(1.) The Revision herein is against the concurrent findings of Rent Controller and the Appellate Authority.
(2.) The landlord sought eviction of tenant on various grounds inclusive of that the tenant had ceased to occupy the shop in question for a period of more than four months without reasonable cause. Since the eviction has been ordered on the only ground that the petitioner ceased to occupy the shop for the statutory period mentioned in the Act, the arguments in this Court have been addressed only on this point. The Appellate Authority dealt with the issue aforesaid in paragraphs 8, 9 and 10. Paragraphs 8, 9 and part of the para 10 read as follows:-
(3.) Mr. C.B. Goel, learned counsel for the petitioner, however, vehemently contends that the findings recorded by the Appellate Authority and the Rent Controller are not supported by the evidence available on record. Highlighting his contention referred to above, he states that the Appellate Authority returned a finding that the petitioner was running a shop at Nissing and from the reading of the statement of the petitioner it would appear that he never made such a statement. Mr. Goel is only partly right. So far as the petitioner-tenant is concerned, he did not state with regard to his running second shop but his witness RW-2 candidly admitted this fact. Confronted with this situation, Mr. Goel contends that the Rent Controller and Appellate Authority has disbelieved the statement of Mool Chand RW-2 and that being so, the whole of the statement of RW-2 should have been discarded.

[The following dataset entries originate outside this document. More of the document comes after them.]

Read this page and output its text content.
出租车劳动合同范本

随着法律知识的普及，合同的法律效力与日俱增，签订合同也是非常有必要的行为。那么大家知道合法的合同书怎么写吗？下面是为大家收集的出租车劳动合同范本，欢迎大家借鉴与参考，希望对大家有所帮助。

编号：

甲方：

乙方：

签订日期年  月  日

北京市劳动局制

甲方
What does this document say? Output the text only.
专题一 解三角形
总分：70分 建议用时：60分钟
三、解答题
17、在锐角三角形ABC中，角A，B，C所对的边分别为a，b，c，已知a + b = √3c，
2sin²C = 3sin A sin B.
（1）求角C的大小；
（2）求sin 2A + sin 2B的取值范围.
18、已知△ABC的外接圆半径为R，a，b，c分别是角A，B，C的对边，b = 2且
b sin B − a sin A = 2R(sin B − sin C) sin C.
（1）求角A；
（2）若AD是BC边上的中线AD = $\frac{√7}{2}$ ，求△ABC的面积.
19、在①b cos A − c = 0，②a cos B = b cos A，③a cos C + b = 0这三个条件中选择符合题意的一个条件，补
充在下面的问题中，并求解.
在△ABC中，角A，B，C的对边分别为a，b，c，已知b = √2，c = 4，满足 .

It may be recalled that the statement of RW-2 Mool Chand has been discarded on the ground that he is a tenant of adjoining shop under the respondent-landlord and that landlord had filed eviction proceedings against him as well. For the reasons mentioned above, the learned Rent Controller and the Appellate Authority were justified in not placing any reliance on RW-2 in support of the contention of the petitioner-tenant that he was still occupying the shop in dispute. That, however, does not mean that admissions made by him on a material point which turn in favour of the respondent-landlord cannot be taken into consideration while deciding the controversy in hand.